That binds our hearts from coast to coast
Monday, 14 December 2009
So we fall out of a plane last night, nine hours of stultified air and nonsense movies, into a car driven by Mr Dalton Lashley. He is very keen that we see the new Friday Night Fish Fry in Oistins, even though it's Saturday, late at night and everything is closed. Something comes back to me through the jetlag fog - Bajans use the verb 'to carry' for anything that is moved. So he's describing how they have a brand new petrol garage because they carried the old one away from the beach, they carried new houses to the highway and they carried some chattel houses down to Oistins to make the Fish Fry - a village of small wooden huts where they make delicious flying fish cutters (sandwiches) and dolphin and shark and snapper. Freddie sticks his hand out of the window and says 'It's so smooth and soft.' and he's right. There's a velvety quality to a Barbados night that makes you care less who won X-Factor or what the world banks are paying themselves. We pack the bots into bed and fall into a rum punch.
I wake with a start. Check the time. 9.30 - everyone's still flat out. Grab my bikini and creep quietly into the bathroom. Change and find a towel. Creep to the door and pull the curtains. Pitch black. Oops. Must have read the clock on the oven wrong, it's in fact 03.30. Back to bed. Phone rings. My sister. 0930 in England, 0530 here. Bots stir. By 0600 we are all four in the sea classifying waves and I am teaching my children which waves to look for to body surf. We are the only people in the world. The sea is turquoise, the sand silver. There is a coconut floating just past the breakers. Edward and I very much hope that it is a coconut; he has been stuck into Patricia Cornwell for ten hours and there is some hair on it and a shadow in the sea. I take the bots for breakfast and hope nobody reports a body.

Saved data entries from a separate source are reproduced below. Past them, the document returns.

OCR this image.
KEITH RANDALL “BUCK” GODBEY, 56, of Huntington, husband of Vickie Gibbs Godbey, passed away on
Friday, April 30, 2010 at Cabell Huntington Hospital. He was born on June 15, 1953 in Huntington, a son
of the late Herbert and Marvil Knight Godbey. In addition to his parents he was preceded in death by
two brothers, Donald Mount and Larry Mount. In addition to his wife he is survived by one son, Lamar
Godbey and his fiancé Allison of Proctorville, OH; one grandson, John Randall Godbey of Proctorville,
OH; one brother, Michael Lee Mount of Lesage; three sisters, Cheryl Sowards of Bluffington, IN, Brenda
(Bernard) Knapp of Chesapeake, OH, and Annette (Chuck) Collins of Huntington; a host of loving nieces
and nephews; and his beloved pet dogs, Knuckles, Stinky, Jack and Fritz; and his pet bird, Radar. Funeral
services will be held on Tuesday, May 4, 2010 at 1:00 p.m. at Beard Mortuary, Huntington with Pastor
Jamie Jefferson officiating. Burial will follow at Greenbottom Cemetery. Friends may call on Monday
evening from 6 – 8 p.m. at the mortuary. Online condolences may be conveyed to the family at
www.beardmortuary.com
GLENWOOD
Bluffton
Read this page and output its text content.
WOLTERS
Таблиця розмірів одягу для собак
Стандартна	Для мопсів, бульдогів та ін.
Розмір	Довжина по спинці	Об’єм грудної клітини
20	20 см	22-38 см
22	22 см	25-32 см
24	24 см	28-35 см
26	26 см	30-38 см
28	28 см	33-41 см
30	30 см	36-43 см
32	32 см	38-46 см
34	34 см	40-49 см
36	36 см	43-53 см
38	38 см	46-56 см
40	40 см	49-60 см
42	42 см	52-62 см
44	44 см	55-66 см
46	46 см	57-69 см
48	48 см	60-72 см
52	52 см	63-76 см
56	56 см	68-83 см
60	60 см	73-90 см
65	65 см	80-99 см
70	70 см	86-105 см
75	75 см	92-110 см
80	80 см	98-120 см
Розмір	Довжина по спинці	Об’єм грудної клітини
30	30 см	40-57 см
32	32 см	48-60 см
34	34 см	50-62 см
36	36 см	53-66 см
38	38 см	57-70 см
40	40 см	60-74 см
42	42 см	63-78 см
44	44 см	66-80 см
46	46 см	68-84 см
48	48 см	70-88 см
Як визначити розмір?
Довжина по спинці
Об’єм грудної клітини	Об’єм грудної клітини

We have a mad day; friends turn up, and friends of friends. The bots are by turns exhausted and charming. We go to the Prime Minister's Residence for a Carol Service by candlelight. The music is fabulous, including some bloke from Broadway who lives here and leads us in some spine-tingling arrangements of familiar carols. I kiss and hug people I haven't seen in 30 years; the bots grow tired of being told how much they look like me, and fall asleep on a rug. All around us everyone holds candles and sings; we get up and dance to contagious music; steel bands, moving lyrics, totally engaged audience. Frogs sing and the night is headily scented. I don't know what time it is and I don't care. Tomorrow we'll find our watches and eat proper meals. I will carry my children to breakfast, lunch and dinner. I will carry them to sunscreen and water stations. I will carry them to swimming and sunbathing. And while the hotel band plays carols with a soca beat, I will carry myself back 30 years on a beach fringed with casurina, sea grape and palm trees almost horizontal to the white sand. It's good to be back.